In fact one suspects that even in cities,it is corruption that blocks segments from accessing the India growth story,which makes people often praise the romantic view of the Naxalites as the stormtroopers against corruption. Since they are nowhere near the reign of fear that the Maoist story essentially is,they are happy to believe in the chimera.

An example of the ground conditions that lead to such misplaced correlation is the aftermath of the Bhopal gas disaster. Large swathes of the old city,until a few years ago,were scarred by tales of misappropriation of the not-so-meagre funds available to be distributed as compensation. When the state seems to connive with such corruption,the hunger for a false alternative takes hold. But as the villagers of the Maoist-dominated areas will tell you,they have had enough of such promises and instead want the state to do two things: get rid of the reign of terror,and then give the locals a chance to showcase their entrepreneurship.

In Jagdalpur,the headquarter of Bastar,the first set of billboards that greet you as you enter the town from NH 43 are those for schools and assorted institutes. While it is hard to come by clear data,local television channels in the state carry possibly the longest series of ads for management institutes and schools,anywhere in the country.

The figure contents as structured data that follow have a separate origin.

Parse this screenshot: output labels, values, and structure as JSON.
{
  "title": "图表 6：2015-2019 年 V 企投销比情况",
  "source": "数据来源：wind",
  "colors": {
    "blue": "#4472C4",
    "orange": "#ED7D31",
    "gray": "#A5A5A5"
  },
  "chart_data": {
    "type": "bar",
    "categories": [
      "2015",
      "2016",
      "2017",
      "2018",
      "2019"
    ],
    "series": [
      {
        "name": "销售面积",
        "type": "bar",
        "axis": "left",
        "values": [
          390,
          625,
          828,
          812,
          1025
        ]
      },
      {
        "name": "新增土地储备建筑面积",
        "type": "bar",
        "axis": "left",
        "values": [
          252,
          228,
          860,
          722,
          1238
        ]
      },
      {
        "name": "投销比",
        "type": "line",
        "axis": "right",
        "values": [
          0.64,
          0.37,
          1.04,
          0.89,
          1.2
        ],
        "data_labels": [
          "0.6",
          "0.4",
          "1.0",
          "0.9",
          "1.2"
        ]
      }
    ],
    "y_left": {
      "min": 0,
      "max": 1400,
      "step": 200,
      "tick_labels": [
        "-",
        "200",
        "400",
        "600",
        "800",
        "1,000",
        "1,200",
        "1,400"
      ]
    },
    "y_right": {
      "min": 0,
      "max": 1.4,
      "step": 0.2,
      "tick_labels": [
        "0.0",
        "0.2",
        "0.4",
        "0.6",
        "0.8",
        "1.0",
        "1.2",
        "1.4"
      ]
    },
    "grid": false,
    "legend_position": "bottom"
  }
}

Yet,the waffling on the Naxalite issue by the states and parts of the Centre has confused local officials. I don’t want to take his name as it would seriously compromise his position,but a very senior government officer blanched when I made a gaffe and told him that the Maoists would not dare touch him. My reasoning was that a person at the helm of affairs,even in a troubled region like Bastar,carried the stamp of the central government’s authority. The officer,after he recovered,told me he hoped the Maoists meant him no harm as he was not executing any development programme they had objections to. Another one: The district administration in at least one of the five districts of the Bastar region usually informs the Naxalites in Bijapur of their movement plans so that they are no “surprises”. But the best: the top cop of the state,in all seriousness,explained that the Naxals have sat in internet cafes to acquire military training and that he has evidence to back it up. It is no surprise that one of the state’s senior police officers has sent his family away to shield them,even as the local IAS chaps in the state cadre tend to successfully avoid getting posted to places where are there is “left wing extremism”. To bear this out,just look at the names of the collectors and commissioners of the region.